On a pu croire, il y a quelques semaines, avant les élections départementales, que ce rassemblement commencerait à se concrétiser lors d’un remaniement de pur affichage ouvrant la porte du gouvernement à une poignée d’écolos ou à quelques frondeurs plus ou moins repentis. Cette opération avait en fait quelque chose d’un peu frustre. Elle ouvrait la voie à des ruptures, notamment chez les Verts, qui ne sont plus de saison. Son intérêt, au fond, était assez mince vue la nature de l’enjeu, dans la perspective de la prochaine présidentielle. Elle pouvait stabiliser la majorité parlementaire. Mais elle n’ouvrait aucune perspective sérieuse pour quiconque réfléchit au delà de l’urgence. Peut-être viendra-t-elle, un jour ou l’autre mais, alors, comme accompagnement ou simple conclusion d’un processus beaucoup plus ambitieux.

Au moment où François Hollande, avec un surprenant optimisme, fête le troisième anniversaire de son élection, la politique pure est en train de reprendre ses droits. Du coup, les plaques se remettent à bouger ailleurs que dans la sphère gouvernementale. Non pas en haut mais en bas. D’ici 2017, la ligne, au sommet de l’État, ne bougera guère. Un peu de vert, ici ou là. Un peu de rose si nécessaire pour redistribuer un peu mieux les fruits d’une croissance retrouvée. Pas de quoi, en tous cas, faire sortir l’équipe Valls de son épure initiale. Pour espérer mettre en piste la candidature Hollande, rien, en revanche, ne sera négligé. L’objectif, à l’évidence, est de faire en sorte que ce nouveau combat, dévoilé le plus tardivement possible, soit préparé, au sein des appareils partisans de la gauche, afin qu’il apparaisse, au final, comme le débouché naturel d’un rassemblement trans-partisan capable de justifier à lui seul l’absence de primaires.

Sur le papier, ça se tient et cela d’autant mieux que ce dispositif, tel qu’il a été imaginé, peut être utile même si la présidentielle se devait mal se finir.

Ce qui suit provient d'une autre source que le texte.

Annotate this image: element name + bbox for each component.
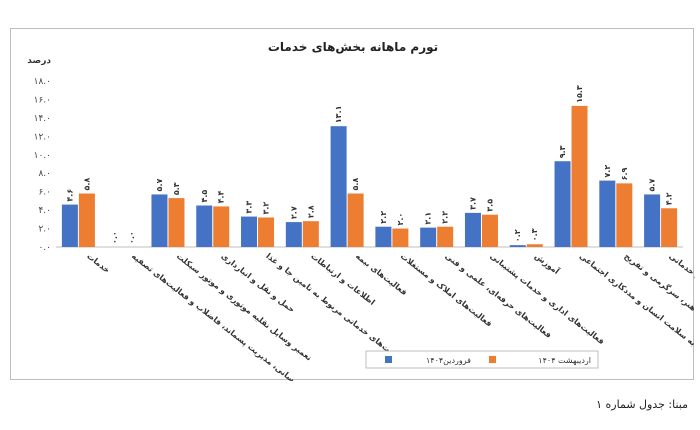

En pratique, c’est une toute autre affaire. C’est un schéma stratégique qui montre surtout combien François Hollande compte s’inspirer, lors de sa prochaine campagne, de celui qui avait conduit en 1988, à la réélection de François Mitterrand. Il repose sur l’idée qu’avant l’étape finale de «la France unie», il y en a une autre, éminemment politique, tout aussi décisive et qu’il faut lancer de très loin si l’on veut qu’elle produise les effets attendus, dans la constitution d’un socle de soutiens assez cohérent pour rester solide dans l’épreuve. Que tout cela se mette en place, à toutes petites touches, alors qu’il n’y a plus que deux ans avant le rendez-vous de 2017, montre que François Hollande se tient prêt, et que, dans cette partie au moins, il n’avance pas au radar, même si sa main, comme on dit au poker, reste particulièrement faible. Quand on connaît l’animal, on peut être certain que ça laisse à son bonheur intact.